After an enchanting morning, we were ready to head back into more central Tokyo to visit some must-see tourist locations. First on the list was Shibuya Crossing, rumoured to be the busiest intersection in the world. With every light-change, hundreds of people go in every direction while somehow still managing to dodge each other – and when we arrived the bustle was no less than described. As there’s only so long you can last in such a busy place, we moved on to a quieter location – a cat cafe on the 8th floor of a building. Upon emerging from the elevator, we were immediately given slippers and shown to the main seating area, centred around a huge cat tree. In such a densely populated and cute loving city, cat cafes are commonplace, and Cafe Mocha that we visited seemed to have picked only cats suitably pastel coloured for the aesthetic, which was very relaxing.

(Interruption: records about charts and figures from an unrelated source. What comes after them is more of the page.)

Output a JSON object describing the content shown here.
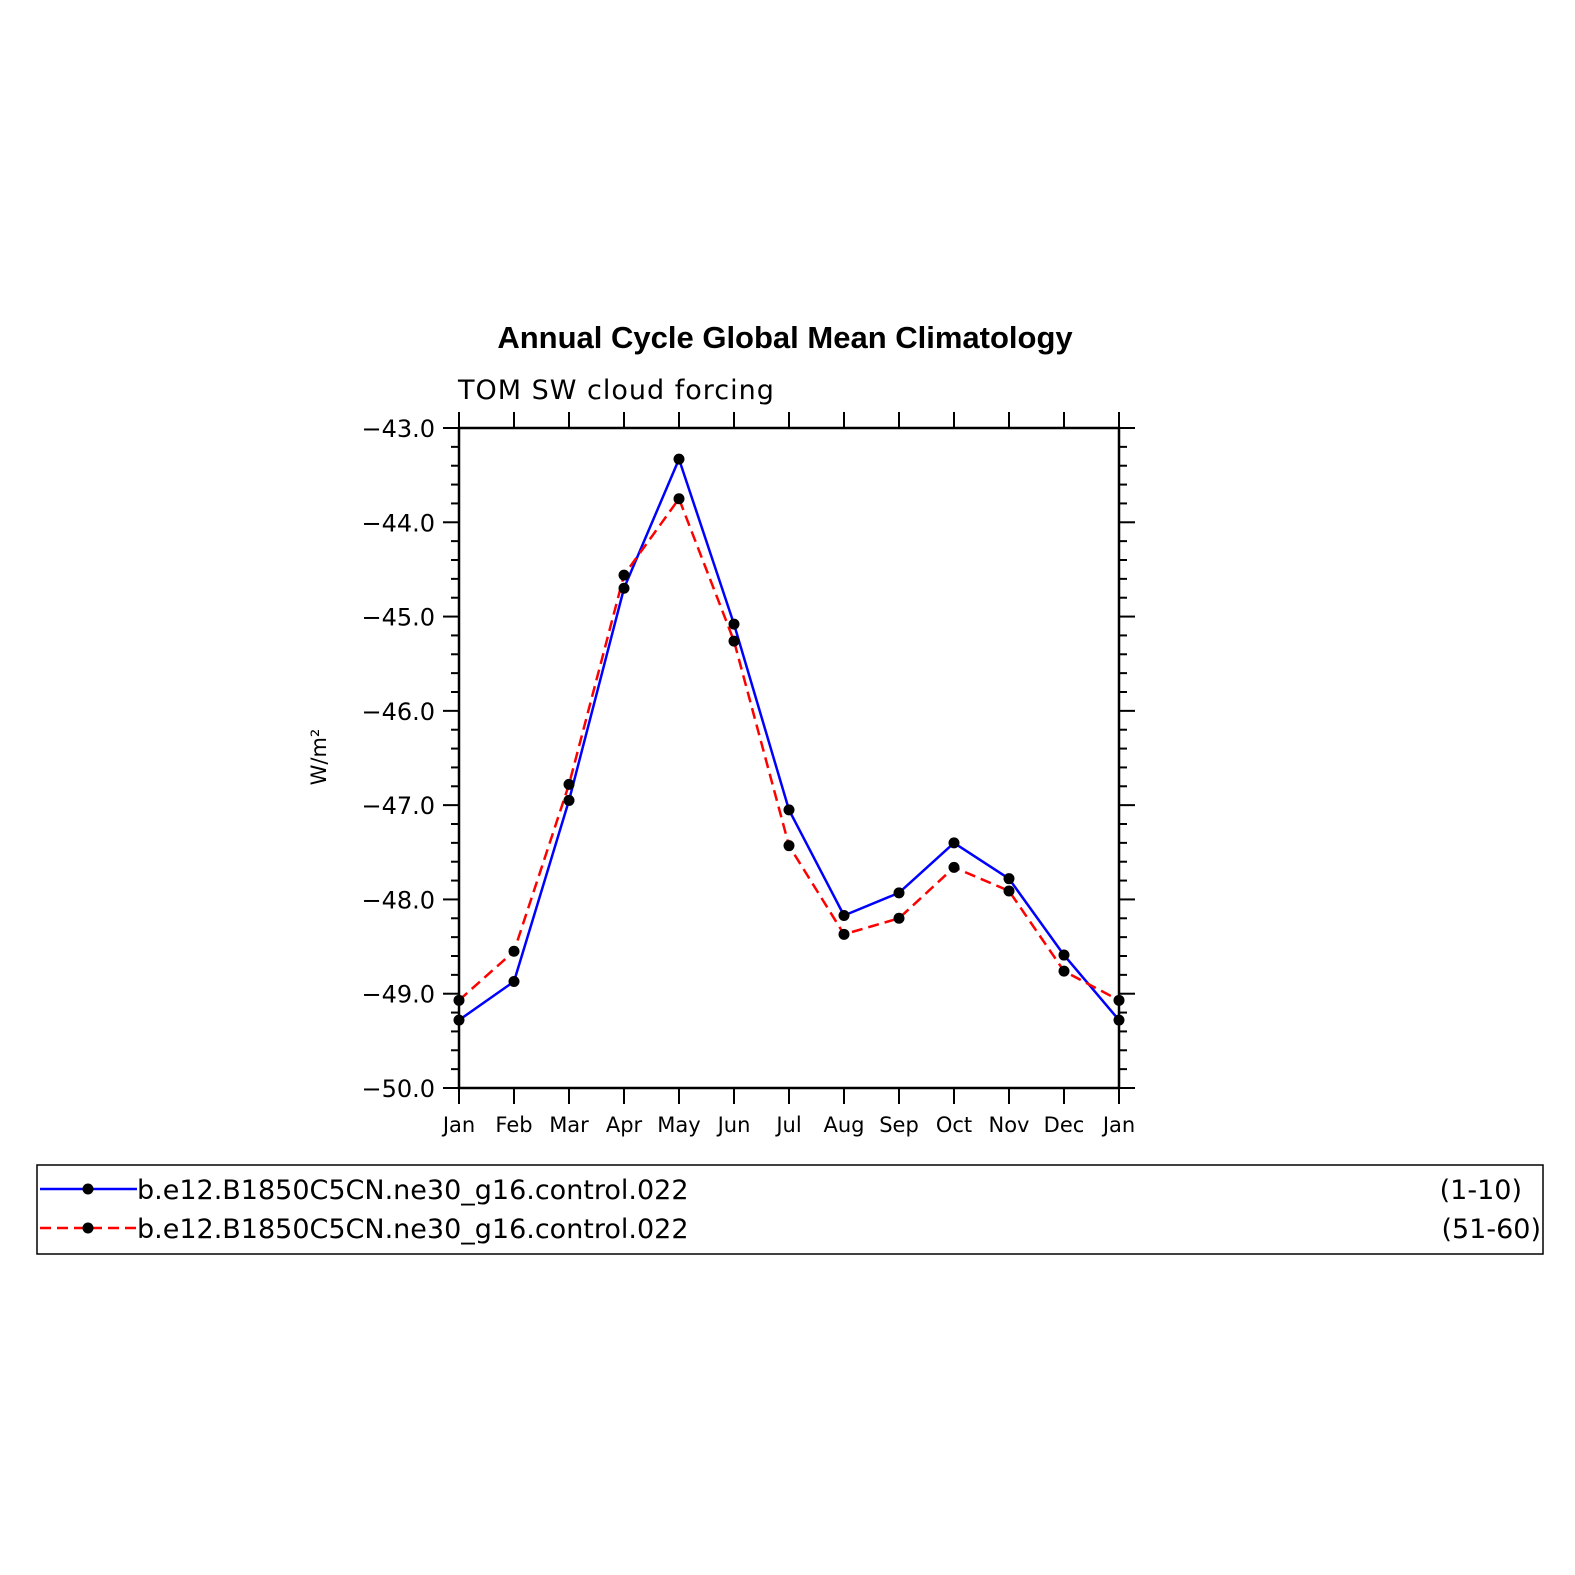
{
  "chart_data": {
    "type": "line",
    "title": "Annual Cycle Global Mean Climatology",
    "subtitle": "TOM SW cloud forcing",
    "ylabel": "W/m²",
    "xlabel": "",
    "categories": [
      "Jan",
      "Feb",
      "Mar",
      "Apr",
      "May",
      "Jun",
      "Jul",
      "Aug",
      "Sep",
      "Oct",
      "Nov",
      "Dec",
      "Jan"
    ],
    "ylim": [
      -50.0,
      -43.0
    ],
    "yticks": [
      "-43.0",
      "-44.0",
      "-45.0",
      "-46.0",
      "-47.0",
      "-48.0",
      "-49.0",
      "-50.0"
    ],
    "grid": false,
    "legend_position": "bottom",
    "series": [
      {
        "name": "b.e12.B1850C5CN.ne30_g16.control.022",
        "range": "(1-10)",
        "color": "#0000ff",
        "dash": "solid",
        "marker_color": "#000000",
        "values": [
          -49.28,
          -48.87,
          -46.95,
          -44.7,
          -43.33,
          -45.08,
          -47.05,
          -48.17,
          -47.93,
          -47.4,
          -47.78,
          -48.59,
          -49.28
        ]
      },
      {
        "name": "b.e12.B1850C5CN.ne30_g16.control.022",
        "range": "(51-60)",
        "color": "#ff0000",
        "dash": "dashed",
        "marker_color": "#000000",
        "values": [
          -49.07,
          -48.55,
          -46.78,
          -44.56,
          -43.75,
          -45.26,
          -47.43,
          -48.37,
          -48.2,
          -47.66,
          -47.91,
          -48.76,
          -49.07
        ]
      }
    ]
  }
}
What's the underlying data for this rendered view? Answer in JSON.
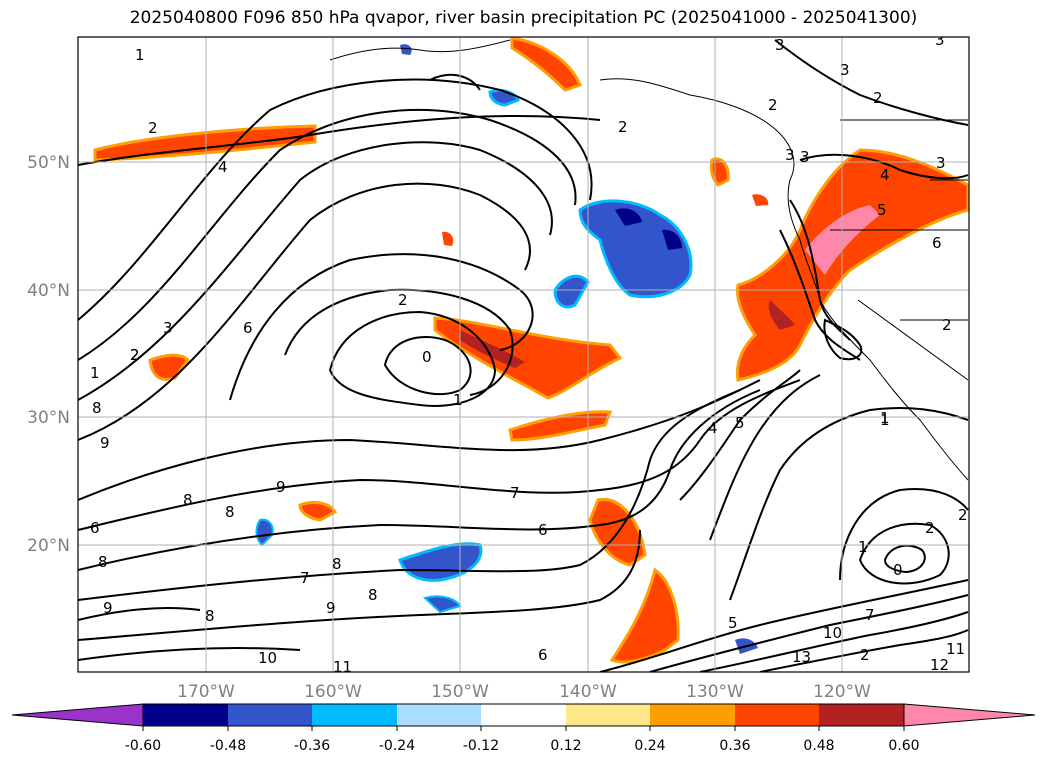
{
  "title": "2025040800 F096 850 hPa qvapor, river basin precipitation PC (2025041000 - 2025041300)",
  "map": {
    "lon_labels": [
      "170°W",
      "160°W",
      "150°W",
      "140°W",
      "130°W",
      "120°W"
    ],
    "lat_labels": [
      "50°N",
      "40°N",
      "30°N",
      "20°N"
    ],
    "contour_labels": [
      "1",
      "2",
      "4",
      "3",
      "2",
      "3",
      "3",
      "2",
      "2",
      "6",
      "2",
      "0",
      "1",
      "3",
      "2",
      "1",
      "8",
      "9",
      "9",
      "8",
      "8",
      "7",
      "6",
      "8",
      "8",
      "9",
      "7",
      "8",
      "9",
      "6",
      "10",
      "11",
      "8",
      "6",
      "5",
      "4",
      "5",
      "1",
      "2",
      "1",
      "0",
      "2",
      "7",
      "10",
      "13",
      "2",
      "12",
      "11",
      "3",
      "3",
      "2",
      "3",
      "4",
      "5",
      "6",
      "2",
      "1"
    ],
    "colors": {
      "contour": "#000000",
      "grid": "#b0b0b0",
      "coast": "#000000"
    }
  },
  "colorbar": {
    "ticks": [
      "-0.60",
      "-0.48",
      "-0.36",
      "-0.24",
      "-0.12",
      "0.12",
      "0.24",
      "0.36",
      "0.48",
      "0.60"
    ],
    "colors": [
      "#9933cc",
      "#00008b",
      "#3355cc",
      "#00bbff",
      "#aaddff",
      "#ffffff",
      "#ffe88a",
      "#ff9e00",
      "#ff4400",
      "#b22222",
      "#ff88aa"
    ]
  }
}
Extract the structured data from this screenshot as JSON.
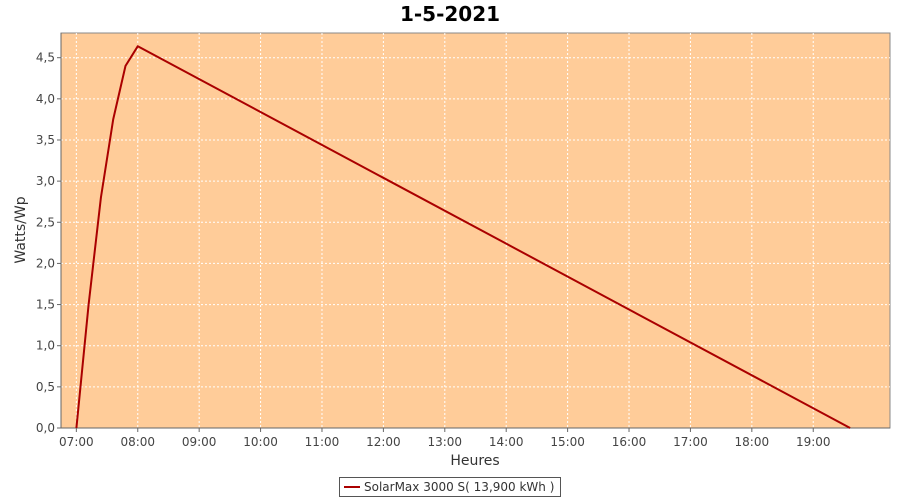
{
  "chart_data": {
    "type": "line",
    "title": "1-5-2021",
    "xlabel": "Heures",
    "ylabel": "Watts/Wp",
    "xlim": [
      6.75,
      20.25
    ],
    "ylim": [
      0,
      4.8
    ],
    "x_ticks": [
      {
        "value": 7,
        "label": "07:00"
      },
      {
        "value": 8,
        "label": "08:00"
      },
      {
        "value": 9,
        "label": "09:00"
      },
      {
        "value": 10,
        "label": "10:00"
      },
      {
        "value": 11,
        "label": "11:00"
      },
      {
        "value": 12,
        "label": "12:00"
      },
      {
        "value": 13,
        "label": "13:00"
      },
      {
        "value": 14,
        "label": "14:00"
      },
      {
        "value": 15,
        "label": "15:00"
      },
      {
        "value": 16,
        "label": "16:00"
      },
      {
        "value": 17,
        "label": "17:00"
      },
      {
        "value": 18,
        "label": "18:00"
      },
      {
        "value": 19,
        "label": "19:00"
      }
    ],
    "y_ticks": [
      {
        "value": 0,
        "label": "0,0"
      },
      {
        "value": 0.5,
        "label": "0,5"
      },
      {
        "value": 1,
        "label": "1,0"
      },
      {
        "value": 1.5,
        "label": "1,5"
      },
      {
        "value": 2,
        "label": "2,0"
      },
      {
        "value": 2.5,
        "label": "2,5"
      },
      {
        "value": 3,
        "label": "3,0"
      },
      {
        "value": 3.5,
        "label": "3,5"
      },
      {
        "value": 4,
        "label": "4,0"
      },
      {
        "value": 4.5,
        "label": "4,5"
      }
    ],
    "grid": true,
    "legend_position": "bottom-center",
    "series": [
      {
        "name": "SolarMax 3000 S( 13,900 kWh )",
        "color": "#aa0000",
        "x": [
          7.0,
          7.2,
          7.4,
          7.6,
          7.8,
          8.0,
          19.6
        ],
        "y": [
          0.0,
          1.5,
          2.8,
          3.75,
          4.4,
          4.64,
          0.0
        ]
      }
    ],
    "plot_background": "#ffcc99"
  }
}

To round off our first full day in Japan, what better meal than sushi? We found a nearby conveyer belt restaurant, where despite my aversion to some things (namely fish roe and squid), we ate a delicious meal. One thing to note however, is that although each dish is pretty cheap, the plates stack up quickly!
The clouds parted for our last day in Tokyo, and in fact the burning sunshine meant we were grateful to escape the heat in the air-conditioned National Museum in Ueno park. There we were able to see intricately painted traditional screens and many samurai relics. As everyone should agree, food is the most exciting part of any outing, and wandering the streets near Ueno station was certainly an enticing experience. A matcha ice cream was the perfect antidote to the temperature (though it had to be eaten quickly to avoid drips!). I then found taiyaki, which I had previously only been able to ogle online. It is a delicious fish shaped pancake, filled with red bean paste – a sweet and tasty mix unique to this area of Asia.
Next we visited a small and lovely origami gallery and studio, in which there were such delicate models of women in kimonos that it was hard to believe they were entirely constructed from paper! The wide range of papers available in the shop were all so beautiful, some floral and some gilded, that we spent a long time simply admiring them while listening to an old man explain that he was the fourth generation of a family of origami masters – it is certainly an art form passed down through the ages to rival any other!
The one major location left on our list was Akihabara, gamers delight! So on the metro we hopped, and shortly emerged to bright lights and anime girls as tall as the tower blocks they were plastered to. The sheer quantity of lovely plastic trinkets and models available here is impressive – one shop we entered filled five floors with merchandise of many different anime shows.
Tokyo was everything I hoped and more: it is so enormous and interesting that one could never hope to experience it all in only a few days, but my first plunge into Japanese culture and life abroad was certainly wonderful!